All the marbles in Maria's collection are red, green, or blue. Maria has half as many red marbles as green marbles and twice as many blue marbles as green marbles. Which of the following could be the total number of marbles in Maria's collection?

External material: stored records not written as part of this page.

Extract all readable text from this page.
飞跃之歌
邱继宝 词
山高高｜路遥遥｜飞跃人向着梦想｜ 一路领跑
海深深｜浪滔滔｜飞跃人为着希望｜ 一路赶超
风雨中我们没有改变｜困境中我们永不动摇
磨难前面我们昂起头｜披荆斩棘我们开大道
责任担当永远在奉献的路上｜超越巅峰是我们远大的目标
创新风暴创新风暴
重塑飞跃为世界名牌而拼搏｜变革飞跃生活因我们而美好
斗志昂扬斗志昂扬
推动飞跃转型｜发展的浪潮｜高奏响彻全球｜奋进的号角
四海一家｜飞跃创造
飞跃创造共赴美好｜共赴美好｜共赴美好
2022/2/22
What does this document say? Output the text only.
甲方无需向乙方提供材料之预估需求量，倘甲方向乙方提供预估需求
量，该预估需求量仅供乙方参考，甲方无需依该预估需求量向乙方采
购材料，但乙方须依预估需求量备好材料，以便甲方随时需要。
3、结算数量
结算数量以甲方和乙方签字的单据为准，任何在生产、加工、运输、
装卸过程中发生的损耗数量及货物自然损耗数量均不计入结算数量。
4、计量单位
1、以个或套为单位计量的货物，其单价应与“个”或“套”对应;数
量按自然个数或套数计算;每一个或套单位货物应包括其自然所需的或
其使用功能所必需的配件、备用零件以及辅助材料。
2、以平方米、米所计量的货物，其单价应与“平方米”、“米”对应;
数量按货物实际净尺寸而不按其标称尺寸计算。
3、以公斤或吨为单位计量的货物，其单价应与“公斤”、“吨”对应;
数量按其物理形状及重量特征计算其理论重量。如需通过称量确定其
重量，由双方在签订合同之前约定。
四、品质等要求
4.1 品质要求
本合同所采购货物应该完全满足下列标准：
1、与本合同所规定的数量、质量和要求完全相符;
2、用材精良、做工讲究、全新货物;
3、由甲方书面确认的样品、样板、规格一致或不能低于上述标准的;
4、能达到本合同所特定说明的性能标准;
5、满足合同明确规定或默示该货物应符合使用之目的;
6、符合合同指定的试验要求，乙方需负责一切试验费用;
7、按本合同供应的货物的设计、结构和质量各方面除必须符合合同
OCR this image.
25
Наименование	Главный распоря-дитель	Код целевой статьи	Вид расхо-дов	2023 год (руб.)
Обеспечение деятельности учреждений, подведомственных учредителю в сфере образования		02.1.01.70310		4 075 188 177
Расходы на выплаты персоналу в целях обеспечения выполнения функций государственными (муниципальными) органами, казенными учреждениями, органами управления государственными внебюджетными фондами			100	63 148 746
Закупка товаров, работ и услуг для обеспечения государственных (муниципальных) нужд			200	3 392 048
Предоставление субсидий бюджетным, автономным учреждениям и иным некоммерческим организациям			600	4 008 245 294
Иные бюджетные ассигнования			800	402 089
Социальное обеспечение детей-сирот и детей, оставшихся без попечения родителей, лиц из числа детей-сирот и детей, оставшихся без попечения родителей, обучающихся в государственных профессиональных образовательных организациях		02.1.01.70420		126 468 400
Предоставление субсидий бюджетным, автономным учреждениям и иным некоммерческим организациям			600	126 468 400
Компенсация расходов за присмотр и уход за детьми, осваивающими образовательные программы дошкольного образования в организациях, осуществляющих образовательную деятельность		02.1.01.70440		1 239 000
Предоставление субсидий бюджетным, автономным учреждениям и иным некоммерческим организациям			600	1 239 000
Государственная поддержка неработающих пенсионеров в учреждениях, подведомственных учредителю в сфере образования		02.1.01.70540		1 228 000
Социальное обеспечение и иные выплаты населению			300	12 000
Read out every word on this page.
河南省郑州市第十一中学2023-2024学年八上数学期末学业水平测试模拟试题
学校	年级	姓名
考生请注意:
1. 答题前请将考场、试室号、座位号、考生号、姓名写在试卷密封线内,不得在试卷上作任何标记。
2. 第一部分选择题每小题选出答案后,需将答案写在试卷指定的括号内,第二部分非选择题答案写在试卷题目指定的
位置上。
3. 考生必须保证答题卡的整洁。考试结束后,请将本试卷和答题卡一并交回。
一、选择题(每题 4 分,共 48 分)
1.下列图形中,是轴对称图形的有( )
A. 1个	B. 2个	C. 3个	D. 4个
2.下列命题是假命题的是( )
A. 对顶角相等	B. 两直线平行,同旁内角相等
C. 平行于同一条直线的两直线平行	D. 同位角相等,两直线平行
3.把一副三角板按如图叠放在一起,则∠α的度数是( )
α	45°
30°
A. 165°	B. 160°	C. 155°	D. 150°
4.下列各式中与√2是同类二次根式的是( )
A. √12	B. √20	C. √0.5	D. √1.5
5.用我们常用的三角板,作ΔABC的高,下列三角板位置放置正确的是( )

$\textbf{(A) } 24\qquad\textbf{(B) } 25\qquad\textbf{(C) } 26\qquad\textbf{(D) } 27\qquad\textbf{(E) } 28$

Solution 1

Since she has half as many red marbles as green, we can call the number of red marbles $x$, and the number of green marbles $2x$. Since she has half as many green marbles as blue, we can call the number of blue marbles $4x$. Adding them up, we have $7x$ marbles. The number of marbles therefore must be a multiple of $7$. The only possible answer is $\boxed{\textbf{(E) 28}}.$

Solution 2

Suppose Maria has $g$ green marbles and let $t$ be the total number of marbles. She then has $\frac{g}{2}$ red marbles and $2g$ blue marbles. Altogether, Maria has \[g + \frac{g}{2} + 2g = \frac{7g}{2} = t\] marbles, implying that $g = \dfrac{2t}{7},$ so $t$ must be a multiple of $7$. The only multiple of $7$ is $\boxed{\textbf{(E) 28}}.$

-Benedict T (countmath1)

Video Solution 1 (easy to digest) by Power Solve

https://youtu.be/16YYti_pDUg?si=FAyIwmaHxE6UdSwP&t=238

Video Solution 2 by SpreadTheMathLove

https://www.youtube.com/watch?v=L83DxusGkSY

Video Solution by CosineMethod [🔥Fast and Easy🔥]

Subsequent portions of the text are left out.